Special Announcement



The WBFN Book Project Cannot Throw a Book Away

Last year, the WBFN Book Project sent over 90,000 books overseas. These books were donated by metropolitan public and private schools as well as individuals. Our volunteers sorted and selected textbooks, library books and workbooks for shipments that went to schools in Cameroon, Sierra Leone and Nigeria. For the books that were not suitable, for a variety of reasons, every effort is made to find another use. In keeping with our policy of reducing the number of books that go into the paper-recycling bins, these books were offered for donations at our Book Fair, or we find NGOs like Mano a Mano, Fleur de Vie, and ESPWA, which accept books for their projects overseas.

Thanks to our volunteer, Nancy Pinto, a WB retiree, who initiated a search for potential recipients of these discarded books, we are now in the process of sending books to two more NGOs:

— For the last 20 years Book Savers of Maryland has been a non-profit bookstore raising funds for Mennonite Central Committee (MCC).
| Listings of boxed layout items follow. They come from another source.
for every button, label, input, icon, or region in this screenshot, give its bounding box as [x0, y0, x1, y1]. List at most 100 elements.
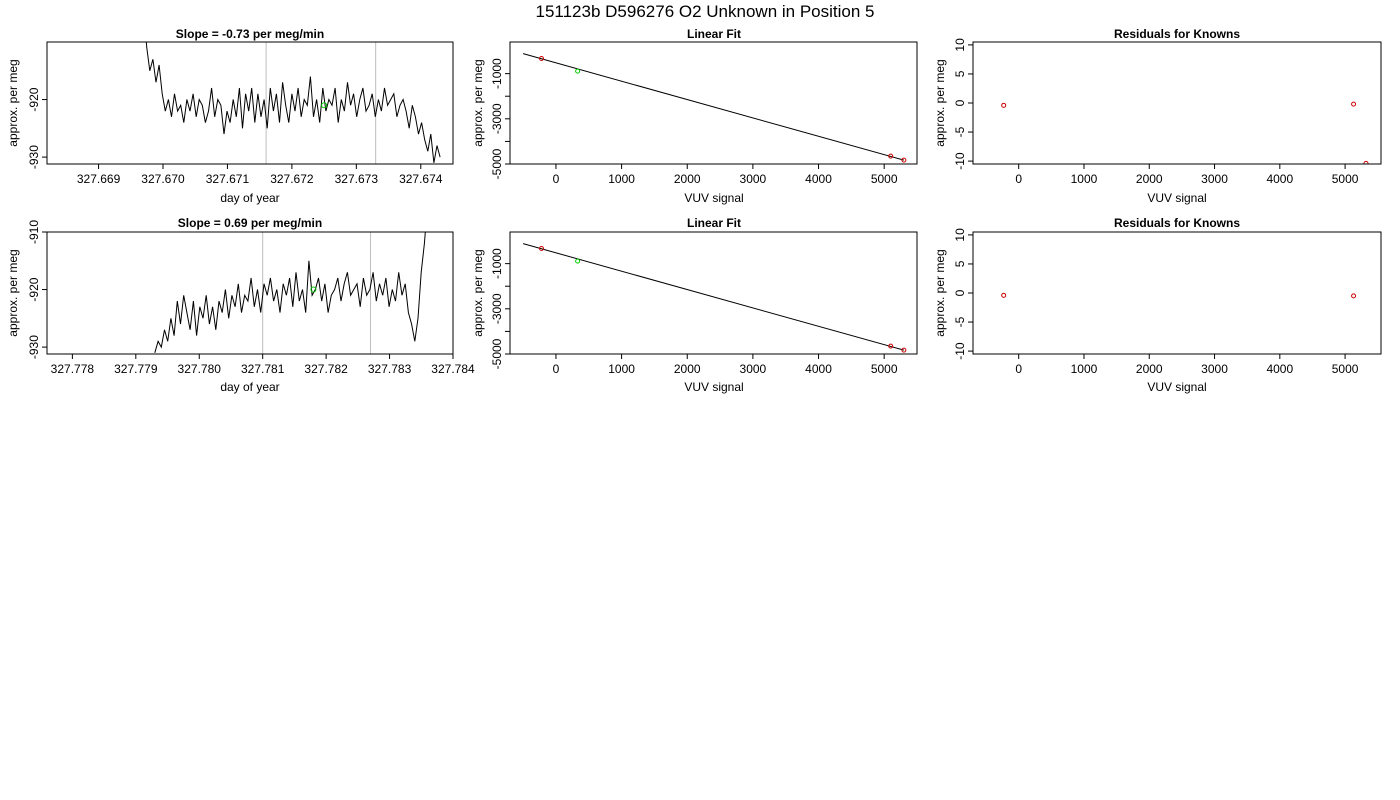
y-tick-label: -1000	[490, 248, 504, 279]
fit-line	[522, 243, 905, 351]
y-tick-label: -910	[27, 220, 41, 244]
y-axis-label: approx. per meg	[933, 59, 947, 146]
plot-area	[154, 232, 426, 354]
data-point	[1001, 102, 1007, 108]
data-point	[539, 55, 545, 61]
y-axis-label: approx. per meg	[6, 249, 20, 336]
y-tick-label: 10	[953, 228, 967, 242]
x-tick-label: 327.670	[141, 172, 185, 186]
panel-slope-2: Slope = 0.69 per meg/min day of year app…	[6, 216, 475, 394]
figure-title: 151123b D596276 O2 Unknown in Position 5	[536, 2, 875, 21]
y-axis-label: approx. per meg	[471, 59, 485, 146]
x-axis-label: VUV signal	[684, 191, 743, 205]
unknown-marker	[310, 286, 317, 293]
y-tick-label: -920	[27, 87, 41, 111]
plot-frame	[509, 231, 918, 355]
panel-title: Slope = 0.69 per meg/min	[178, 216, 322, 230]
panel-linear-fit-1: Linear Fit VUV signal approx. per meg 0 1…	[471, 27, 918, 205]
y-tick-label: -930	[27, 335, 41, 359]
x-axis-label: day of year	[220, 380, 279, 394]
x-tick-label: 5000	[871, 362, 898, 376]
x-tick-label: 0	[1015, 362, 1022, 376]
data-point	[1351, 293, 1357, 299]
data-point	[888, 343, 894, 349]
plot-frame	[972, 231, 1382, 355]
x-tick-label: 2000	[674, 362, 701, 376]
x-tick-label: 4000	[1266, 172, 1293, 186]
x-tick-label: 5000	[1332, 362, 1359, 376]
y-axis-label: approx. per meg	[933, 249, 947, 336]
plot-area	[1001, 292, 1357, 299]
data-point	[901, 347, 907, 353]
x-tick-label: 327.784	[431, 362, 475, 376]
panel-linear-fit-2: Linear Fit VUV signal approx. per meg 0 1…	[471, 216, 918, 394]
data-point	[901, 157, 907, 163]
y-tick-label: 0	[953, 99, 967, 106]
x-tick-label: 4000	[1266, 362, 1293, 376]
x-tick-label: 327.671	[206, 172, 250, 186]
data-point	[888, 153, 894, 159]
y-tick-label: -920	[27, 277, 41, 301]
plot-frame	[46, 231, 454, 355]
x-tick-label: 327.781	[241, 362, 285, 376]
x-tick-label: 2000	[1136, 362, 1163, 376]
x-tick-label: 327.782	[304, 362, 348, 376]
x-tick-label: 327.783	[368, 362, 412, 376]
y-tick-label: 5	[953, 260, 967, 267]
data-series-line	[154, 232, 426, 353]
panel-slope-1: Slope = -0.73 per meg/min day of year ap…	[6, 27, 454, 205]
data-point	[575, 68, 581, 74]
x-tick-label: 327.780	[178, 362, 222, 376]
y-tick-label: -3000	[490, 293, 504, 324]
x-tick-label: 1000	[1071, 362, 1098, 376]
x-tick-label: 4000	[805, 172, 832, 186]
x-tick-label: 327.672	[270, 172, 314, 186]
x-tick-label: 4000	[805, 362, 832, 376]
plot-frame	[972, 41, 1382, 165]
panel-title: Residuals for Knowns	[1114, 216, 1240, 230]
y-tick-label: -5	[953, 316, 967, 327]
y-tick-label: -5000	[490, 338, 504, 369]
fit-line	[522, 53, 905, 161]
y-axis-label: approx. per meg	[471, 249, 485, 336]
x-tick-label: 5000	[1332, 172, 1359, 186]
x-tick-label: 1000	[608, 362, 635, 376]
x-tick-label: 327.674	[399, 172, 443, 186]
y-tick-label: -10	[953, 152, 967, 170]
data-series-line	[145, 42, 441, 163]
x-tick-label: 2000	[674, 172, 701, 186]
y-tick-label: -930	[27, 145, 41, 169]
plot-area	[522, 243, 907, 353]
plot-area	[145, 42, 441, 164]
x-axis-label: VUV signal	[1147, 380, 1206, 394]
panel-residuals-2: Residuals for Knowns VUV signal approx. …	[933, 216, 1382, 394]
plot-area	[522, 53, 907, 163]
data-point	[1001, 292, 1007, 298]
plot-area	[1001, 101, 1369, 164]
x-tick-label: 327.779	[114, 362, 158, 376]
y-tick-label: 5	[953, 70, 967, 77]
x-tick-label: 1000	[1071, 172, 1098, 186]
x-tick-label: 0	[553, 172, 560, 186]
unknown-marker	[321, 102, 328, 109]
data-point	[1363, 160, 1369, 164]
y-tick-label: -5000	[490, 148, 504, 179]
panel-residuals-1: Residuals for Knowns VUV signal approx. …	[933, 27, 1382, 205]
panel-title: Residuals for Knowns	[1114, 27, 1240, 41]
x-tick-label: 3000	[740, 362, 767, 376]
x-axis-label: VUV signal	[1147, 191, 1206, 205]
y-tick-label: -5	[953, 126, 967, 137]
y-tick-label: -1000	[490, 58, 504, 89]
data-point	[1351, 101, 1357, 107]
panel-title: Linear Fit	[687, 27, 741, 41]
x-axis-label: VUV signal	[684, 380, 743, 394]
y-tick-label: 10	[953, 38, 967, 52]
x-tick-label: 0	[1015, 172, 1022, 186]
data-point	[539, 245, 545, 251]
x-axis-label: day of year	[220, 191, 279, 205]
y-tick-label: -10	[953, 342, 967, 360]
x-tick-label: 2000	[1136, 172, 1163, 186]
x-tick-label: 1000	[608, 172, 635, 186]
y-tick-label: 0	[953, 289, 967, 296]
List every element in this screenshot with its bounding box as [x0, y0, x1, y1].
MCC is a relief and development agency working in the US and around the world. They support MCC by recycling and reselling unwanted books—books that could have easily ended up in a landfill. They sell their books in their store and online and recycle the paper from the books that are not resold. Nancy drops off boxes of books at their Hagerstown (Maryland) location periodically.

— Our second addition is DC Books to Prisons, which develops and supports prison libraries, and has provided free books to individual prisoners since 1999. Work is done solely by concerned volunteers on donated time and resources. In 2009 the program expanded to Alabama. Yearly between the two sites, DC and Alabama send more than 5,000 packages of books to meet requests by inmates in 600 federal and state prisons. More recently they have been sending books in Spanish to immigrant children in detention centers along the USA border.

At the Book Project twenty-five volunteers work one to three days a week. The scale of the operation requires a warehouse in Sterling, VA (a suburb of Washington DC). Packing the books is becoming increasingly complex. For example, the wooden pallets that go into the shipping containers must be heat-treated because of potential vermin, and these pallets are not readily available. A shipment of 30,000 books to Nigeria has been detained at the Lagos port since June due to customs issues. Volunteers identify sources of book donations in the metropolitan area, others find and vet recipients overseas. Some will work on shipping logistics and relationships with vital partners, such as the WBG. Yet others sort, stamp and pack books for donations. There is no lack of activity at the Book Project!